7.27.2009

Le Berger

L'été, il faut parfois des alternatives à la plage en famille. Ou en couple. C'est pour ça qu'on adore les excursions. Si avant on trouvait que ça faisait beauf, les rando avec les chaussures horribles compensées, les gourdes, et les casquettes, désormais on admet la part d'exotisme et d'aventure de ces plans-là.
Alors on est équipé, et l'on monte les chemins escarpés des hauteurs de la Corse, à dos d'âne, ou de mule, prêts pour la rando, étincelants de crème. Et on l'aperçoit.
Le Berger des montagnes corses. Peut-être le dernier berger, un peu comme le dernier des Mohicans. Beau à tomber de son mulet, jeune, peut-être trop pour ne pas rougir de culpabilité à l'idée d'une culbute dans les foins, bronzé tel un caramel à croquer, il a un air de doux Jésus avec sa petite barbe blonde qui lui frise à peine les joues creuses, et avec ses courtes boucles dorées, qu'on lui donnerait le bon dieu sans confession, à cet ange des hauteurs.
Surtout sans confession, d'ailleurs.
Il monte à cheval comme un guerrier de l'empire du Soleil. Et malgré sa jeunesse, on sent bien dans ses mains, ses poignets, et à la façon dont il prend la corde, que c'est lui qui tient les rênes. Et pas de main morte.
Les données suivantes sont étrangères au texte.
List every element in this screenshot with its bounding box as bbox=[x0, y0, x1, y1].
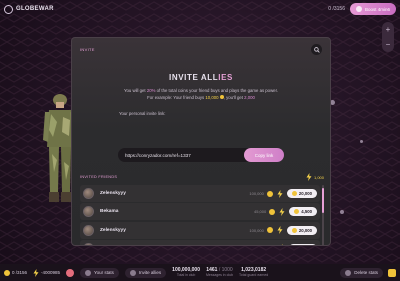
messages-stat: 1461 / 1000 Messages in club bbox=[205, 267, 234, 278]
top-bar: GLOBEWAR 0 /3156 Boost 4min6 bbox=[0, 0, 400, 18]
trash-icon bbox=[345, 269, 352, 276]
avatar bbox=[83, 206, 94, 218]
example-get-amount: 2,000 bbox=[244, 95, 255, 100]
guard-earned-stat: 1,023,0182 Total guard earned bbox=[239, 267, 269, 278]
invite-link-label: Your personal invite link: bbox=[119, 111, 166, 116]
modal-description: You will get 20% of the total coins your… bbox=[72, 87, 330, 101]
search-icon bbox=[313, 46, 320, 53]
energy-value: 0 /3156 bbox=[12, 270, 28, 275]
energy-stat: 0 /3156 bbox=[4, 269, 28, 276]
avatar bbox=[83, 224, 94, 236]
friend-bonus-value: 4,500 bbox=[301, 209, 312, 215]
zoom-control: + − bbox=[382, 22, 394, 52]
your-stats-button[interactable]: Your stats bbox=[80, 267, 119, 278]
title-accent: IES bbox=[218, 73, 233, 82]
desc-text: , you'll get bbox=[223, 95, 245, 100]
power-stat: -4000985 bbox=[33, 268, 61, 277]
invite-link-value: https://conryzador.com/ref=1337 bbox=[125, 152, 191, 158]
friend-coins: 45,000 bbox=[254, 209, 267, 215]
friend-row[interactable]: Zelenskyyy 100,000 20,000 bbox=[80, 221, 320, 239]
your-stats-label: Your stats bbox=[94, 270, 114, 275]
invite-link-field[interactable]: https://conryzador.com/ref=1337 Copy lin… bbox=[118, 148, 284, 162]
globe-icon bbox=[4, 4, 13, 14]
logo-text: GLOBEWAR bbox=[16, 6, 54, 12]
friend-bonus-value: 20,000 bbox=[298, 227, 312, 233]
modal-tag: INVITE bbox=[80, 47, 95, 52]
friend-row[interactable]: Bekama45,0004,500 bbox=[80, 239, 320, 246]
friend-row[interactable]: Bekama 45,000 4,500 bbox=[80, 203, 320, 221]
avatar bbox=[83, 188, 94, 199]
messages-label: Messages in club bbox=[205, 272, 234, 277]
friend-row[interactable]: Zelenskyyy 100,000 20,000 bbox=[80, 185, 320, 202]
coin-icon bbox=[291, 227, 297, 233]
copy-link-button[interactable]: Copy link bbox=[244, 148, 284, 162]
player-badge-icon bbox=[66, 268, 75, 277]
coin-icon bbox=[266, 227, 273, 234]
lightning-icon bbox=[33, 268, 39, 277]
energy-balance: 0 /3156 bbox=[328, 6, 345, 12]
friend-name: Bekama bbox=[100, 209, 119, 215]
zoom-in-button[interactable]: + bbox=[386, 25, 391, 34]
lightning-icon bbox=[276, 189, 284, 198]
friend-bonus: 4,500 bbox=[289, 243, 317, 245]
avatar-icon bbox=[355, 6, 362, 12]
bottom-bar: 0 /3156 -4000985 Your stats Invite allie… bbox=[0, 264, 400, 281]
lightning-icon bbox=[276, 226, 284, 235]
delete-stats-button[interactable]: Delete stats bbox=[340, 267, 383, 278]
coin-icon bbox=[4, 269, 10, 276]
avatar bbox=[83, 242, 94, 245]
power-value: -4000985 bbox=[41, 270, 61, 275]
desc-text: For example: Your friend buys bbox=[147, 95, 206, 100]
lightning-icon bbox=[306, 173, 312, 181]
boost-button[interactable]: Boost 4min6 bbox=[349, 3, 396, 15]
zoom-out-button[interactable]: − bbox=[386, 40, 391, 49]
modal-title: INVITE ALLIES bbox=[72, 73, 330, 82]
friend-coins: 100,000 bbox=[249, 227, 264, 233]
users-icon bbox=[129, 269, 136, 276]
guard-earned-label: Total guard earned bbox=[239, 272, 269, 277]
lightning-icon bbox=[278, 244, 286, 245]
menu-icon[interactable] bbox=[388, 268, 396, 277]
scrollbar-thumb[interactable] bbox=[322, 188, 324, 213]
friend-name: Zelenskyyy bbox=[100, 191, 126, 196]
search-button[interactable] bbox=[311, 44, 322, 55]
friends-total-value: 1,000 bbox=[313, 174, 324, 180]
coin-icon bbox=[269, 208, 276, 215]
delete-stats-label: Delete stats bbox=[354, 270, 378, 275]
coin-icon bbox=[269, 245, 275, 246]
lightning-icon bbox=[278, 207, 286, 216]
friend-name: Zelenskyyy bbox=[100, 227, 126, 233]
coin-icon bbox=[291, 191, 297, 196]
friends-label: INVITED FRIENDS bbox=[80, 175, 118, 179]
friends-total: 1,000 bbox=[306, 173, 324, 181]
desc-text: You will get bbox=[124, 88, 147, 93]
invite-allies-modal: INVITE INVITE ALLIES You will get 20% of… bbox=[71, 37, 331, 246]
coin-icon bbox=[266, 190, 273, 197]
boost-label: Boost 4min6 bbox=[364, 6, 390, 12]
friend-bonus: 20,000 bbox=[286, 225, 317, 235]
friend-bonus-value: 20,000 bbox=[298, 191, 312, 196]
total-in-club-label: Total in club bbox=[176, 272, 196, 277]
stats-icon bbox=[85, 269, 92, 276]
coin-icon bbox=[294, 209, 300, 215]
total-in-club-stat: 100,000,000 Total in club bbox=[172, 267, 200, 278]
friends-header: INVITED FRIENDS 1,000 bbox=[80, 173, 324, 181]
friend-bonus: 4,500 bbox=[289, 207, 317, 217]
invite-allies-button[interactable]: Invite allies bbox=[124, 267, 167, 278]
invite-allies-label: Invite allies bbox=[138, 270, 162, 275]
app-logo: GLOBEWAR bbox=[4, 4, 54, 14]
friend-coins: 100,000 bbox=[249, 191, 264, 196]
example-buy-amount: 10,000 bbox=[205, 95, 219, 100]
desc-text: of the total coins your friend buys and … bbox=[155, 88, 278, 93]
title-main: INVITE ALL bbox=[169, 73, 219, 82]
friends-list: Zelenskyyy 100,000 20,000 Bekama 45,000 4,500… bbox=[80, 185, 320, 246]
friend-bonus: 20,000 bbox=[286, 189, 317, 198]
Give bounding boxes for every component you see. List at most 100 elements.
Quand il sourit, bien que ce soit rare -le Berger de notre excursion en a vu d'autres (puis il monte une bête indomptable qui demande toute sa sérieuse attention)-, ses dents blanches et brillantes, qui contrastent tant avec sa peau, nous font penser à une petite tome de brebis toute fraîche qu'on a envie de manger...
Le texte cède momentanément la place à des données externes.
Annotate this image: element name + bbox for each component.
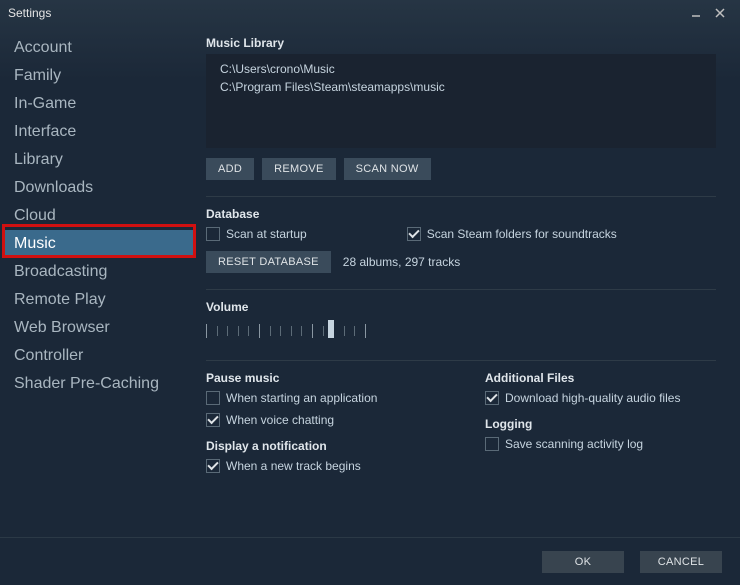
scan-steam-soundtracks-checkbox[interactable] — [407, 227, 421, 241]
reset-database-button[interactable]: RESET DATABASE — [206, 251, 331, 273]
cancel-button[interactable]: CANCEL — [640, 551, 722, 573]
pause-on-voice-checkbox[interactable] — [206, 413, 220, 427]
sidebar-item-web-browser[interactable]: Web Browser — [4, 314, 194, 342]
add-button[interactable]: ADD — [206, 158, 254, 180]
pause-on-app-checkbox[interactable] — [206, 391, 220, 405]
scan-steam-soundtracks-label: Scan Steam folders for soundtracks — [427, 227, 617, 241]
library-path-row[interactable]: C:\Program Files\Steam\steamapps\music — [220, 78, 702, 96]
ok-button[interactable]: OK — [542, 551, 624, 573]
sidebar-item-in-game[interactable]: In-Game — [4, 90, 194, 118]
music-library-list[interactable]: C:\Users\crono\Music C:\Program Files\St… — [206, 54, 716, 148]
volume-thumb[interactable] — [328, 320, 334, 338]
database-status: 28 albums, 297 tracks — [343, 255, 460, 269]
pause-on-app-label: When starting an application — [226, 391, 377, 405]
sidebar-item-library[interactable]: Library — [4, 146, 194, 174]
sidebar-item-music[interactable]: Music — [4, 230, 194, 258]
volume-heading: Volume — [206, 300, 724, 314]
minimize-icon — [691, 8, 701, 18]
scan-at-startup-checkbox[interactable] — [206, 227, 220, 241]
notify-track-label: When a new track begins — [226, 459, 361, 473]
settings-window: Settings Account Family In-Game Interfac… — [0, 0, 740, 585]
music-settings-panel: Music Library C:\Users\crono\Music C:\Pr… — [202, 32, 736, 537]
volume-slider[interactable] — [206, 320, 366, 344]
titlebar: Settings — [0, 0, 740, 26]
music-library-heading: Music Library — [206, 36, 724, 50]
pause-music-heading: Pause music — [206, 371, 445, 385]
window-title: Settings — [8, 6, 51, 20]
library-path-row[interactable]: C:\Users\crono\Music — [220, 60, 702, 78]
remove-button[interactable]: REMOVE — [262, 158, 335, 180]
close-icon — [715, 8, 725, 18]
sidebar-item-downloads[interactable]: Downloads — [4, 174, 194, 202]
download-hq-label: Download high-quality audio files — [505, 391, 680, 405]
download-hq-checkbox[interactable] — [485, 391, 499, 405]
settings-sidebar: Account Family In-Game Interface Library… — [4, 32, 194, 398]
sidebar-item-interface[interactable]: Interface — [4, 118, 194, 146]
notification-heading: Display a notification — [206, 439, 445, 453]
dialog-footer: OK CANCEL — [0, 537, 740, 585]
additional-files-heading: Additional Files — [485, 371, 724, 385]
sidebar-item-cloud[interactable]: Cloud — [4, 202, 194, 230]
sidebar-item-shader-pre-caching[interactable]: Shader Pre-Caching — [4, 370, 194, 398]
pause-on-voice-label: When voice chatting — [226, 413, 334, 427]
save-log-checkbox[interactable] — [485, 437, 499, 451]
save-log-label: Save scanning activity log — [505, 437, 643, 451]
minimize-button[interactable] — [684, 2, 708, 24]
sidebar-item-family[interactable]: Family — [4, 62, 194, 90]
scan-at-startup-label: Scan at startup — [226, 227, 307, 241]
database-heading: Database — [206, 207, 724, 221]
close-button[interactable] — [708, 2, 732, 24]
scan-now-button[interactable]: SCAN NOW — [344, 158, 431, 180]
notify-track-checkbox[interactable] — [206, 459, 220, 473]
volume-scale — [206, 326, 366, 338]
sidebar-item-remote-play[interactable]: Remote Play — [4, 286, 194, 314]
sidebar-item-broadcasting[interactable]: Broadcasting — [4, 258, 194, 286]
sidebar-item-account[interactable]: Account — [4, 34, 194, 62]
sidebar-item-controller[interactable]: Controller — [4, 342, 194, 370]
logging-heading: Logging — [485, 417, 724, 431]
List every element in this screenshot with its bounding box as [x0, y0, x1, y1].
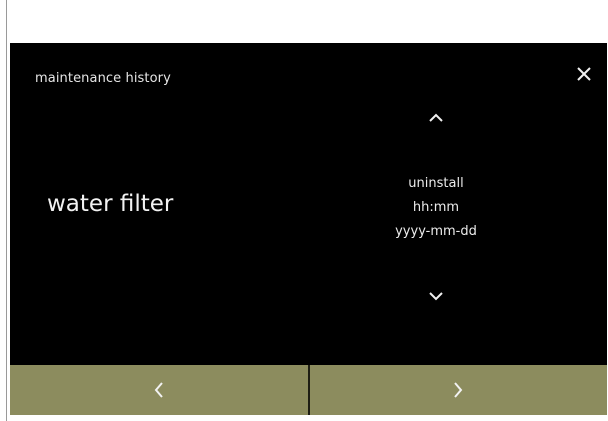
- left-divider-line: [6, 0, 7, 421]
- close-icon: [577, 67, 591, 81]
- action-value: uninstall: [408, 176, 464, 191]
- chevron-down-icon: [429, 292, 443, 301]
- chevron-left-icon: [154, 382, 163, 398]
- time-value: hh:mm: [412, 200, 460, 215]
- item-label: water filter: [47, 191, 174, 217]
- page-title: maintenance history: [35, 71, 171, 86]
- page: maintenance history water filter uninsta…: [0, 0, 608, 421]
- display-screen: maintenance history water filter uninsta…: [10, 43, 607, 415]
- chevron-up-icon: [429, 113, 443, 122]
- history-value: uninstall hh:mm yyyy-mm-dd: [356, 172, 516, 244]
- chevron-right-icon: [454, 382, 463, 398]
- scroll-down-button[interactable]: [421, 285, 451, 307]
- date-value: yyyy-mm-dd: [395, 224, 477, 239]
- close-button[interactable]: [570, 60, 598, 88]
- scroll-up-button[interactable]: [421, 107, 451, 129]
- footer-nav: [10, 365, 607, 415]
- previous-button[interactable]: [10, 365, 308, 415]
- next-button[interactable]: [309, 365, 607, 415]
Ce qu'il est nature, notre Berger.
À ses côtés, ça sent la garrigue et le maquis, ses vêtements de jean rêche poussiéreux frottent tel le vent, son accent est plein de soleil, mais surtout, surtout, on sait bien qu'avec lui c'est l'aventure. La vraie, quoi.
On peut se sentir en sécurité avec lui. N'importe où.
Sur une île déserte, par exemple.
Ou au bout des cimes des montagnes.
Ou même à dos d'âne, alors qu'on n'en a jamais fait.
On sent sur nous, et sur notre monture, postérieur reculé et dos courbé pour la descente, son doux regard vigilant, tandis qu'il crie "Hue ! Ha Hue !". Sexy.
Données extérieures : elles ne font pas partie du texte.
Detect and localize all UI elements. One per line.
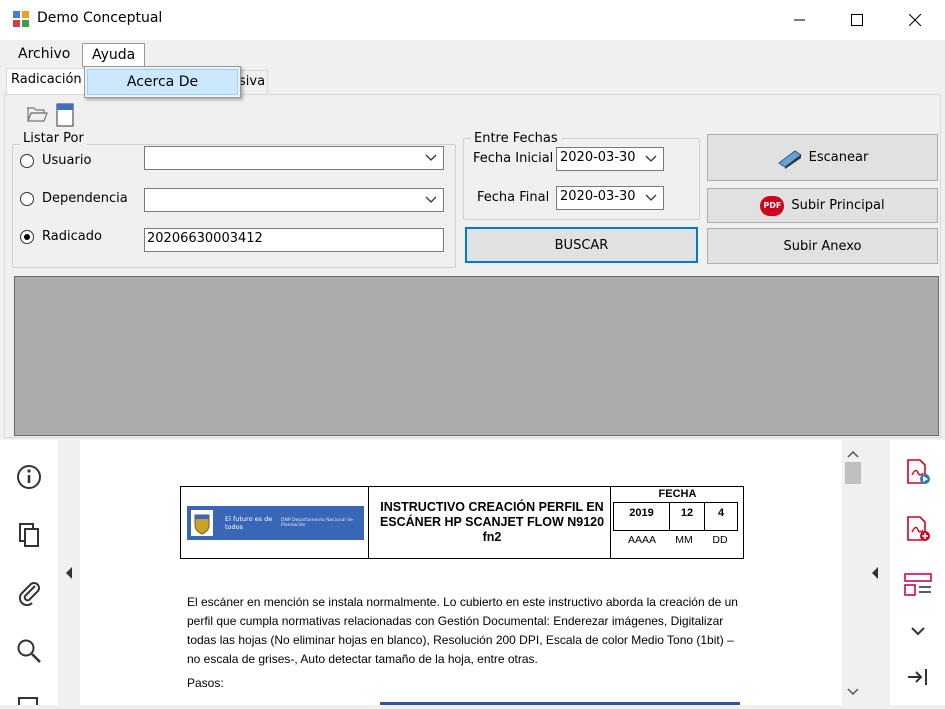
chevron-down-icon — [645, 194, 657, 201]
dependencia-combo[interactable] — [144, 188, 444, 212]
escanear-label: Escanear — [808, 150, 869, 165]
chevron-down-icon — [645, 155, 657, 162]
create-pdf-icon[interactable] — [904, 515, 932, 543]
radicado-label: Radicado — [42, 229, 102, 244]
ayuda-dropdown: Acerca De — [84, 66, 241, 98]
coat-of-arms-icon — [191, 510, 213, 536]
scrollbar-thumb[interactable] — [845, 462, 861, 484]
escanear-button[interactable]: Escanear — [707, 134, 938, 181]
doc-paragraph: El escáner en mención se instala normalm… — [187, 595, 738, 666]
radio-usuario[interactable] — [20, 154, 34, 168]
fecha-final-value: 2020-03-30 — [560, 189, 636, 204]
fecha-values-box: 2019 12 4 — [613, 502, 738, 531]
pages-icon[interactable] — [15, 521, 43, 549]
close-icon — [909, 14, 921, 26]
export-pdf-icon[interactable] — [904, 458, 932, 486]
chevron-left-icon — [872, 567, 878, 579]
chevron-left-icon — [66, 567, 72, 579]
fecha-final-picker[interactable]: 2020-03-30 — [556, 186, 664, 210]
chevron-down-icon — [425, 154, 437, 161]
doc-month: 12 — [680, 507, 694, 519]
pdf-icon: PDF — [760, 195, 785, 216]
usuario-combo[interactable] — [144, 146, 444, 170]
menu-item-acerca-de[interactable]: Acerca De — [87, 69, 238, 95]
left-panel-collapse[interactable] — [58, 440, 80, 705]
menu-ayuda[interactable]: Ayuda — [82, 43, 146, 67]
maximize-button[interactable] — [834, 0, 880, 40]
document-icon[interactable] — [55, 103, 75, 127]
doc-pasos: Pasos: — [187, 676, 224, 690]
fecha-inicial-value: 2020-03-30 — [560, 150, 636, 165]
maximize-icon — [851, 14, 863, 26]
listar-por-label: Listar Por — [20, 131, 87, 146]
entre-fechas-label: Entre Fechas — [471, 131, 561, 146]
minimize-icon — [794, 19, 805, 21]
dependencia-label: Dependencia — [42, 191, 128, 206]
attachment-icon[interactable] — [15, 578, 43, 607]
minimize-button[interactable] — [777, 0, 823, 40]
chevron-down-icon[interactable] — [904, 617, 932, 645]
close-button[interactable] — [892, 0, 938, 40]
results-panel — [14, 276, 939, 436]
doc-day: 4 — [717, 507, 725, 519]
radio-radicado[interactable] — [20, 230, 34, 244]
fecha-inicial-picker[interactable]: 2020-03-30 — [556, 147, 664, 171]
doc-year: 2019 — [629, 507, 654, 519]
dnp-logo: El futuro es de todos DNP Departamento N… — [187, 506, 364, 540]
fecha-final-label: Fecha Final — [477, 190, 550, 205]
logo-text: El futuro es de todos — [225, 515, 273, 531]
subir-anexo-button[interactable]: Subir Anexo — [707, 228, 938, 264]
day-label: DD — [712, 534, 728, 546]
logo-subtext: DNP Departamento Nacional de Planeación — [281, 518, 353, 528]
buscar-button[interactable]: BUSCAR — [465, 227, 698, 263]
search-icon[interactable] — [15, 637, 43, 665]
window-title: Demo Conceptual — [37, 10, 163, 26]
info-icon[interactable] — [15, 463, 43, 491]
organize-pages-icon[interactable] — [904, 572, 932, 600]
tab-radicacion[interactable]: Radicación — [6, 68, 87, 94]
fecha-header: FECHA — [658, 488, 697, 500]
month-label: MM — [675, 534, 693, 546]
doc-title: INSTRUCTIVO CREACIÓN PERFIL EN ESCÁNER H… — [379, 500, 605, 544]
chevron-down-icon — [425, 196, 437, 203]
collapse-panel-icon[interactable] — [904, 663, 932, 691]
menu-archivo[interactable]: Archivo — [9, 43, 79, 67]
subir-principal-button[interactable]: PDF Subir Principal — [707, 188, 938, 223]
radicado-input[interactable]: 20206630003412 — [144, 228, 444, 252]
subir-principal-label: Subir Principal — [791, 198, 885, 213]
doc-header-table: El futuro es de todos DNP Departamento N… — [180, 486, 744, 559]
open-folder-icon[interactable] — [26, 104, 48, 124]
fecha-inicial-label: Fecha Inicial — [473, 151, 554, 166]
usuario-label: Usuario — [42, 153, 92, 168]
year-label: AAAA — [627, 534, 656, 546]
radio-dependencia[interactable] — [20, 192, 34, 206]
scanner-icon — [777, 149, 802, 169]
bookmark-icon[interactable] — [15, 695, 43, 705]
right-panel-collapse[interactable] — [864, 440, 890, 705]
app-icon — [12, 10, 30, 28]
Quel homme. On est subjugué. Alors on se risque...On demande quel âge a-t-il, ce démon de midi.

"Dix-sept ans."

Aïe. Attention la chute, et les ronces.

"Madame."

Étrange chose, que de se sentir vieux loup dans la bergerie.




7.26.2009

Le flirt de vacances

Sujet classique de l'été. Mais franchement, quelle tristesse de ne pas l'avoir connu au moins une fois, le fameux flirt de vacances. Cet homme-là, c'est tout un concept : on ne dit même plus mec, mais on l'appelle par son nom générique. Flirt. "Le flirt de mon été."
Le flirt de vacances, ce n'est évidemment pas n'importe quel flirt qu'on se permet dans les lieux sombres de nos cités. Le flirt de vacances, comme son nom l'indique, se passe non seulement en période d'absurde liberté, mais aussi il dépend grandement de la destination desdites vacances, justement. Vous risquez d'être déçues, ladies, si vous partez dans la Creuse. Quoique ça peut avoir du bon: soit vous choisissez de n'être que la fille urbaine de passage à Calvi, ou préférez être la bombe du village des environs de Clermont. Au choix. Mon conseil : optimisez, passez par les Vosges avant d'atterrir sur l'île de Beauté.

Mais enfin, si vous aimez les peaux bronzées, et les motos, soyez touriste vers le Sud; si vous aimez les accents veloutés et les poils, risquez l'Italie. Puis, si vous n'avez peur de rien, filez en Asie, en Amérique Latine, ou que sais-je. Car si vraiment vous n'y comprenez rien, n'oubliez pas que les étrangers se retrouvent toujours quelque part, et qu'on peut aisément se taper un mec de La Rochelle à Katmandou. L'avantage des sursauts communautaires.
Cependant, pourquoi un tel acharnement à le choisir, le localiser, et le coincer, le Flirt de vacances?
Parce que c'est que du bon. C'est peut-être le meilleur de tous, ce mec-là. On n'hésite pas une seconde à coucher avec lui - on ne connaît personne en commun. On se fiche des rumeurs qu'on sème sur les chemins qu'on grille en scooter - on ne compte pas revenir. Et enfin, cette courte parenthèse ne connaît pas l'échec: pas de discordances (on ne parle pas, on se roule des pelles), pas de belle-famille à redouter, pas de fossés socio-culturels: on se contrefout de sa culture, son école, ses fringues... On le préfère à poil, silencieux, bien gaulé, et sympa.
N'allez pas croire cependant que le flirt de vacances est un homme-objet. Loin de là. Nous le considérons, bien sûr. Et s'il est profondément gentil, c'est encore mieux. On peut vraiment se laisser aller au stupre et à la fornication dans ses doux bras protecteurs. Il pourra même nous présenter ses copains, et nous faire le café le matin.

Mais c'est là le hic: si nous sommes des citadines désabusées, nous ne sommes jamais vraiment à l'abri d'un flirt de vacances qui s'attache. Oui. Car il peut avoir des sentiments.
Faites non seulement très attention, mais tenez un calendrier serré. Posez-lui un lapin, prouvez lui que vous n'êtes pas parfaite. Esquissez prudemment un sourire lorsqu'il vous avoue que vous lui manquerez. Baillez, s'il insiste.

Puis filez à l'aéroport, la tête et le corps emplis de suaves souvenirs.
Le sac plein de grains de sable.
Le répertoire content d'un nouveau numéro.

Qui sait, vous y reviendrez peut-être un jour, à Pétaouchnok-les-Prunes.